Hello everybody,
before I start to describe my issue, let me describe my starting point and my coding project. I started coding some weeks ago and this is my first bigger project. The aim of it is to create a chatbot with my own data (txt files) that can be used on a website for support reasons.
So before starting with the actual issue, let me share my recent code with you:
import os
import openai
from openai import OpenAI
from langchain_community.document_loaders import TextLoader
from langchain_text_splitters import CharacterTextSplitter
from pinecone import Index
API-Keys setzen
os.environ[“OPENAI_API_KEY”] = “secret”
os.environ[“PINECONE_API_KEY”] = “secret”
os.environ[“PINECONE_ENVIRONMENT”] = “us-east-1”
OpenAI Client initialisieren
client = OpenAI(api_key=os.environ[“OPENAI_API_KEY”])
Pinecone Index initialisieren
index = Index(
index_name=“secret”,
host=“secret”,
api_key=os.getenv(“PINECONE_API_KEY”),
environment=os.getenv(“PINECONE_ENVIRONMENT”)
)
Dokumente laden und aufteilen
loader = TextLoader(“C:/Users/secret/OneDrive/secret.txt”)
documents = loader.load()
text_splitter = CharacterTextSplitter(chunk_size=1000, chunk_overlap=0)
docs = text_splitter.split_documents(documents)
Funktionen definieren
def embed_and_index_documents():
“”“Dokumente in Embeddings umwandeln und in Pinecone indexieren.”“”
doc_id = 1 # Starten mit einer ID von 1
for doc in docs:
# Text aus dem Attribut page_content
verwenden
response = client.embeddings.create(
model=“text-embedding-ada-002”,
input=[doc.page_content] # Liste von Strings für die Batch-Verarbeitung
)
embedding = response.data[0].embedding
# Vektoren und Metadaten korrekt an Pinecone senden
index.upsert(vectors=[(str(doc_id), embedding, {“text”: doc.page_content})])
doc_id += 1 # Erhöhen der doc_id für das nächste Dokument
def ask_question(question):
“”“Eine Frage beantworten, indem zuerst der Pinecone-Index abgefragt wird und dann eine Antwort generiert wird.”“”
response = client.embeddings.create(
model=“text-embedding-ada-002”,
input=[question]
)
question_embedding = response.data[0].embedding
results = index.query(positive_vectors=[question_embedding], top_k=3)
document_ids = [result.id for result in results[“matches”]]
documents = [index.fetch(ids=[doc_id]).get(doc_id).metadata[“text”] for doc_id in document_ids]
# Das Foundation Model nutzen, um eine Antwort zu generieren
context = " ".join(documents)
response = openai.Completion.create(
model="text-davinci-002",
prompt=f"Answer the question based on the text: {context}\n\nQuestion: {question}",
max_tokens=150
)
return response.choices[0].text
Dokumente indexieren
embed_and_index_documents()
Frage stellen und Antwort erhalten
response = ask_question(“Why are dolphins so funny?”)

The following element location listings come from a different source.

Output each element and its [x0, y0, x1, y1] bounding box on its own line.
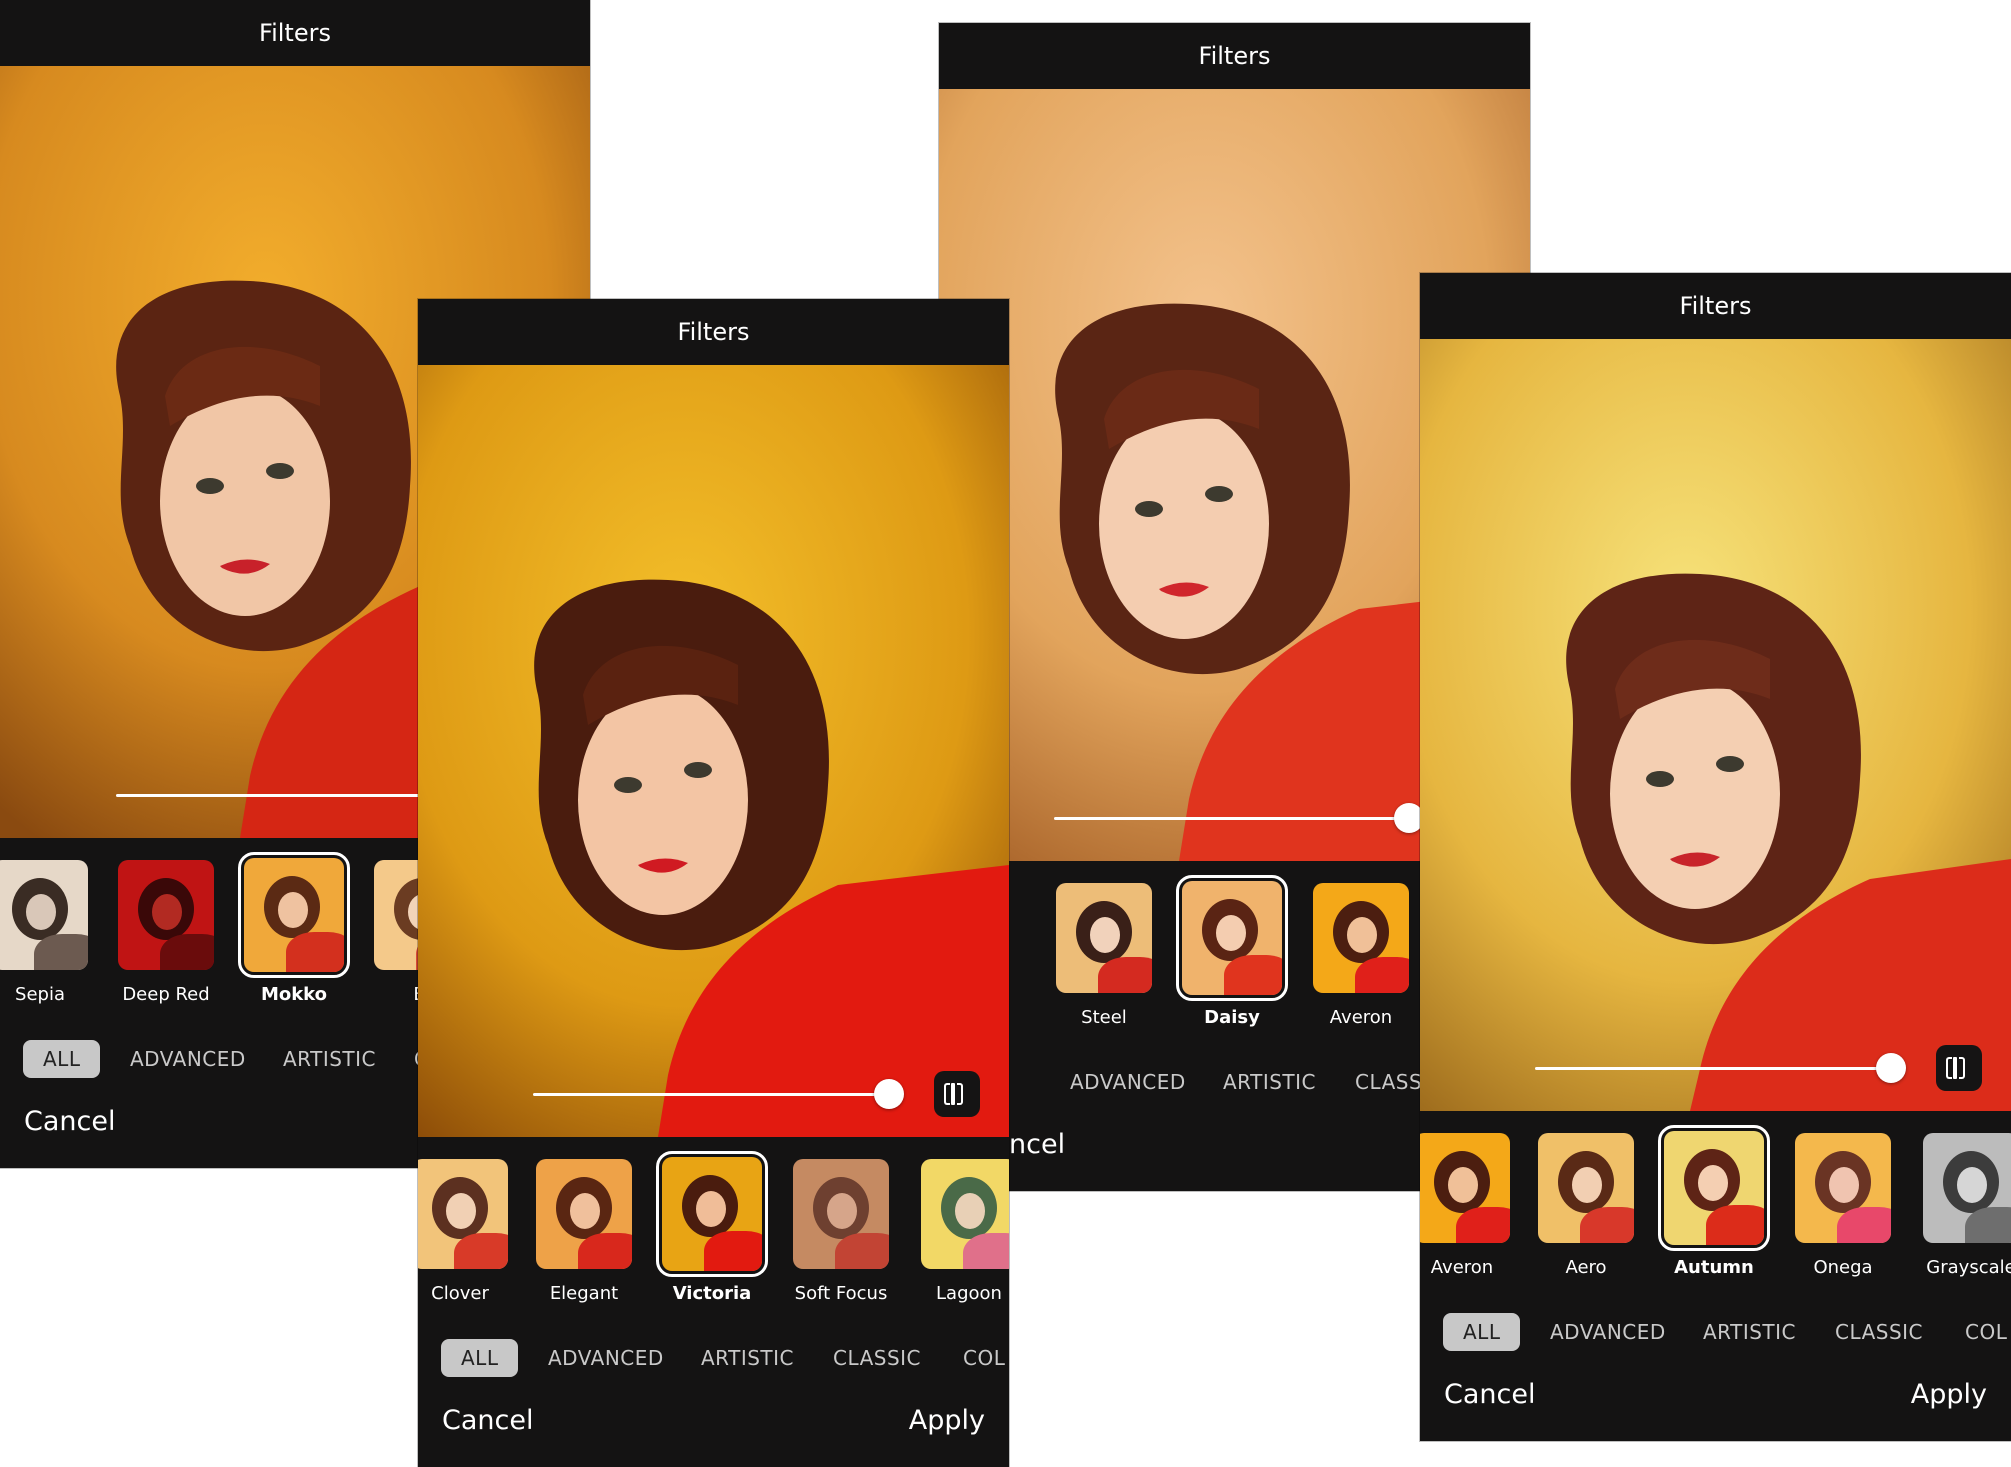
filter-label: Sepia — [15, 984, 65, 1005]
filter-sepia[interactable]: Sepia — [0, 854, 94, 1005]
filter-panel: Averon Aero Autumn Onega Grayscale ALL A… — [1420, 1111, 2011, 1441]
header-bar: Filters — [418, 299, 1009, 365]
filter-label: Aero — [1565, 1257, 1607, 1278]
intensity-slider-knob[interactable] — [874, 1079, 904, 1109]
cancel-button[interactable]: Cancel — [1444, 1379, 1535, 1410]
filter-panel: Clover Elegant Victoria Soft Focus Lagoo… — [418, 1137, 1009, 1467]
tab-artistic[interactable]: ARTISTIC — [701, 1339, 794, 1377]
filter-label: Soft Focus — [794, 1283, 888, 1304]
filter-clover[interactable]: Clover — [418, 1153, 514, 1304]
page-title: Filters — [1679, 292, 1752, 320]
intensity-slider[interactable] — [1535, 1067, 1895, 1070]
filter-label: Elegant — [549, 1283, 619, 1304]
tab-all[interactable]: ALL — [1443, 1313, 1521, 1351]
compare-button[interactable] — [934, 1071, 980, 1117]
tab-classic[interactable]: CLASSI — [1355, 1063, 1429, 1101]
filter-label: Steel — [1081, 1007, 1127, 1028]
filter-onega[interactable]: Onega — [1789, 1127, 1897, 1278]
filter-grayscale[interactable]: Grayscale — [1917, 1127, 2011, 1278]
tab-all[interactable]: ALL — [441, 1339, 519, 1377]
tab-classic[interactable]: CLASSIC — [833, 1339, 921, 1377]
cancel-button[interactable]: Cancel — [24, 1106, 115, 1137]
filter-averon[interactable]: Averon — [1307, 877, 1415, 1028]
cancel-button[interactable]: Cancel — [442, 1405, 533, 1436]
filter-label: Victoria — [672, 1283, 752, 1304]
tab-advanced[interactable]: ADVANCED — [548, 1339, 664, 1377]
tab-advanced[interactable]: ADVANCED — [1070, 1063, 1186, 1101]
apply-button[interactable]: Apply — [909, 1405, 985, 1436]
phone-screen-victoria: Filters Clover Elegant Victoria Soft Foc… — [418, 299, 1009, 1467]
tab-all[interactable]: ALL — [23, 1040, 101, 1078]
filter-autumn[interactable]: Autumn — [1658, 1125, 1770, 1278]
portrait-image — [418, 365, 1009, 1137]
intensity-slider[interactable] — [533, 1093, 893, 1096]
filter-deep-red[interactable]: Deep Red — [112, 854, 220, 1005]
header-bar: Filters — [1420, 273, 2011, 339]
tab-advanced[interactable]: ADVANCED — [130, 1040, 246, 1078]
header-bar: Filters — [939, 23, 1530, 89]
filter-steel[interactable]: Steel — [1050, 877, 1158, 1028]
tab-color[interactable]: COL — [963, 1339, 1005, 1377]
filter-daisy[interactable]: Daisy — [1176, 875, 1288, 1028]
compare-icon — [944, 1083, 950, 1105]
tab-artistic[interactable]: ARTISTIC — [283, 1040, 376, 1078]
compare-button[interactable] — [1936, 1045, 1982, 1091]
portrait-image — [1420, 339, 2011, 1111]
tab-classic[interactable]: CLASSIC — [1835, 1313, 1923, 1351]
filter-lagoon[interactable]: Lagoon — [915, 1153, 1009, 1304]
category-tabs: ALL ADVANCED ARTISTIC CLASSIC COL — [418, 1339, 1009, 1379]
filter-label: Averon — [1329, 1007, 1393, 1028]
tab-artistic[interactable]: ARTISTIC — [1223, 1063, 1316, 1101]
photo-preview — [418, 365, 1009, 1137]
filter-mokko[interactable]: Mokko — [238, 852, 350, 1005]
header-bar: Filters — [0, 0, 590, 66]
tab-artistic[interactable]: ARTISTIC — [1703, 1313, 1796, 1351]
filter-label: Averon — [1430, 1257, 1494, 1278]
apply-button[interactable]: Apply — [1911, 1379, 1987, 1410]
filter-label: Grayscale — [1926, 1257, 2011, 1278]
tab-color[interactable]: COL — [1965, 1313, 2007, 1351]
filter-elegant[interactable]: Elegant — [530, 1153, 638, 1304]
page-title: Filters — [259, 19, 331, 47]
cancel-button[interactable]: ncel — [1009, 1129, 1065, 1160]
page-title: Filters — [1198, 42, 1271, 70]
photo-preview — [1420, 339, 2011, 1111]
category-tabs: ALL ADVANCED ARTISTIC CLASSIC COL — [1420, 1313, 2011, 1353]
filter-label: Lagoon — [936, 1283, 1002, 1304]
filter-label: Daisy — [1204, 1007, 1260, 1028]
phone-screen-autumn: Filters Averon Aero Autumn Onega Graysca… — [1420, 273, 2011, 1441]
page-title: Filters — [677, 318, 750, 346]
filter-label: Deep Red — [122, 984, 210, 1005]
tab-advanced[interactable]: ADVANCED — [1550, 1313, 1666, 1351]
compare-icon — [1946, 1057, 1952, 1079]
intensity-slider-knob[interactable] — [1876, 1053, 1906, 1083]
filter-soft-focus[interactable]: Soft Focus — [787, 1153, 895, 1304]
filter-averon[interactable]: Averon — [1420, 1127, 1516, 1278]
filter-label: Autumn — [1674, 1257, 1754, 1278]
filter-aero[interactable]: Aero — [1532, 1127, 1640, 1278]
filter-victoria[interactable]: Victoria — [656, 1151, 768, 1304]
filter-label: Onega — [1813, 1257, 1873, 1278]
filter-label: Mokko — [260, 984, 328, 1005]
filter-label: Clover — [431, 1283, 489, 1304]
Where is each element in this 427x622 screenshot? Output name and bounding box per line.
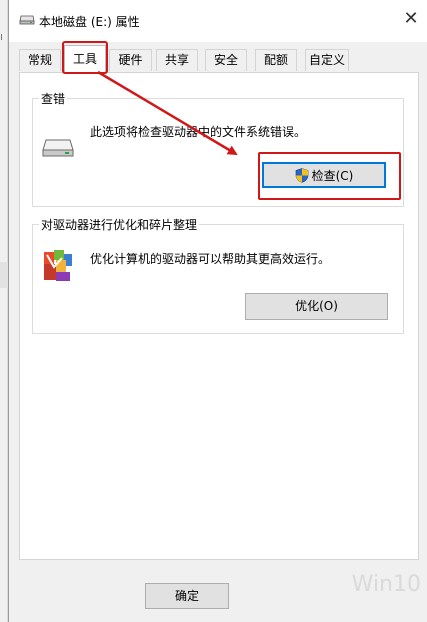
- tab-strip: 常规 工具 硬件 共享 安全 配额 自定义: [9, 45, 427, 73]
- title-bar[interactable]: 本地磁盘 (E:) 属性 ✕: [9, 0, 427, 42]
- error-checking-group: 查错 此选项将检查驱动器中的文件系统错误。 检查(C): [32, 90, 404, 207]
- uac-shield-icon: [295, 167, 308, 183]
- optimize-group: 对驱动器进行优化和碎片整理 优化计算机的驱动器可以帮助其更高效运行。 优化(O): [32, 216, 404, 334]
- close-icon[interactable]: ✕: [402, 10, 420, 28]
- optimize-group-label: 对驱动器进行优化和碎片整理: [39, 216, 200, 233]
- error-checking-description: 此选项将检查驱动器中的文件系统错误。: [90, 125, 307, 139]
- check-button-label: 检查(C): [311, 168, 354, 183]
- tab-tools[interactable]: 工具: [64, 45, 106, 72]
- tab-hardware[interactable]: 硬件: [109, 49, 152, 71]
- ok-button[interactable]: 确定: [145, 583, 229, 609]
- properties-dialog: 本地磁盘 (E:) 属性 ✕ 常规 工具 硬件 共享 安全 配额 自定义 查错 …: [8, 0, 427, 622]
- drive-icon: [19, 15, 35, 25]
- check-button[interactable]: 检查(C): [262, 162, 386, 188]
- tab-security[interactable]: 安全: [205, 49, 247, 71]
- error-checking-label: 查错: [39, 90, 68, 107]
- optimize-description: 优化计算机的驱动器可以帮助其更高效运行。: [90, 252, 331, 266]
- tab-sharing[interactable]: 共享: [156, 49, 198, 71]
- window-title: 本地磁盘 (E:) 属性: [39, 15, 140, 29]
- optimize-button[interactable]: 优化(O): [245, 293, 388, 320]
- tools-tab-panel: 查错 此选项将检查驱动器中的文件系统错误。 检查(C) 对驱动器进行优化和碎片整…: [19, 72, 419, 560]
- defrag-icon: [44, 250, 72, 281]
- tab-quota[interactable]: 配额: [255, 49, 297, 71]
- background-scroll-mark: [0, 262, 8, 288]
- check-button-content: 检查(C): [263, 163, 385, 187]
- watermark-text: Win10: [351, 572, 421, 597]
- tab-general[interactable]: 常规: [19, 49, 61, 71]
- background-tick: [1, 34, 6, 40]
- background-window-edge: [0, 0, 8, 622]
- tab-customize[interactable]: 自定义: [305, 49, 349, 71]
- drive-icon: [42, 139, 74, 157]
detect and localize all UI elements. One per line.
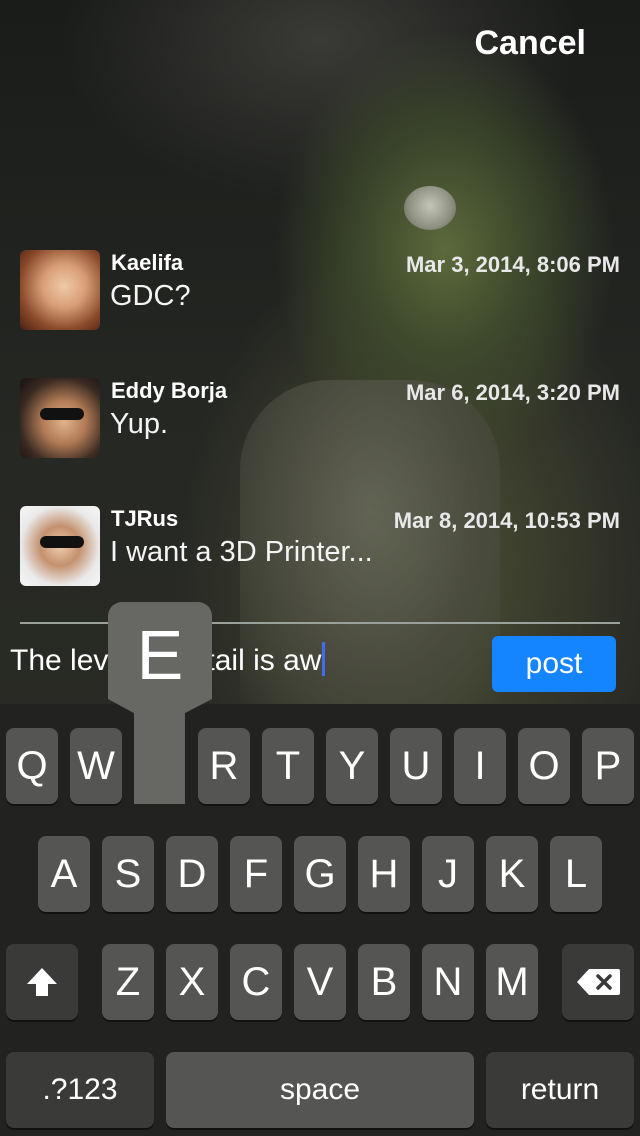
input-text-after: tail is aw bbox=[206, 644, 322, 677]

print(“Antwort:”, response)
So, whenever I try to execute the code, the following error message appears:
“C:\Users\secret\AppData\Local\Packages\PythonSoftwareFoundation.Python.3.11_qbz5n2kfra8p0\LocalCache\local-packages\Python311\site-packages\pinecone\core\client\rest.py”, line 261, in request raise PineconeApiException(http_resp=r) pinecone.core.client.exceptions.PineconeApiException: (400) Reason: Bad Request HTTP response headers: HTTPHeaderDict({‘Date’: ‘Tue, 07 May 2024 21:14:31 GMT’, ‘Content-Type’: ‘application/json’, ‘Content-Length’: ‘90’, ‘Connection’: ‘keep-alive’, ‘x-pinecone-request-latency-ms’: ‘44’, ‘x-pinecone-request-id’: ‘7683065097316603496’, ‘x-envoy-upstream-service-time’: ‘32’, ‘server’: ‘envoy’}) HTTP response body: {“code”:3,“message”:“Cannot provide both ‘ID’ and ‘vector’ at the same time”,“details”:}
As I already mentioned, I am quite new to coding, so your help would be very much appreciated. If you recognize any other weakpoints in my code that could cause any issues, please let me know. I am also looking for people who are familiar with creating chatbots, so if you would like to connect and maybe work on the project together, don’t hesitate to reach out to me.
Thank you very much in advance for your help! I wish y’all a nice day!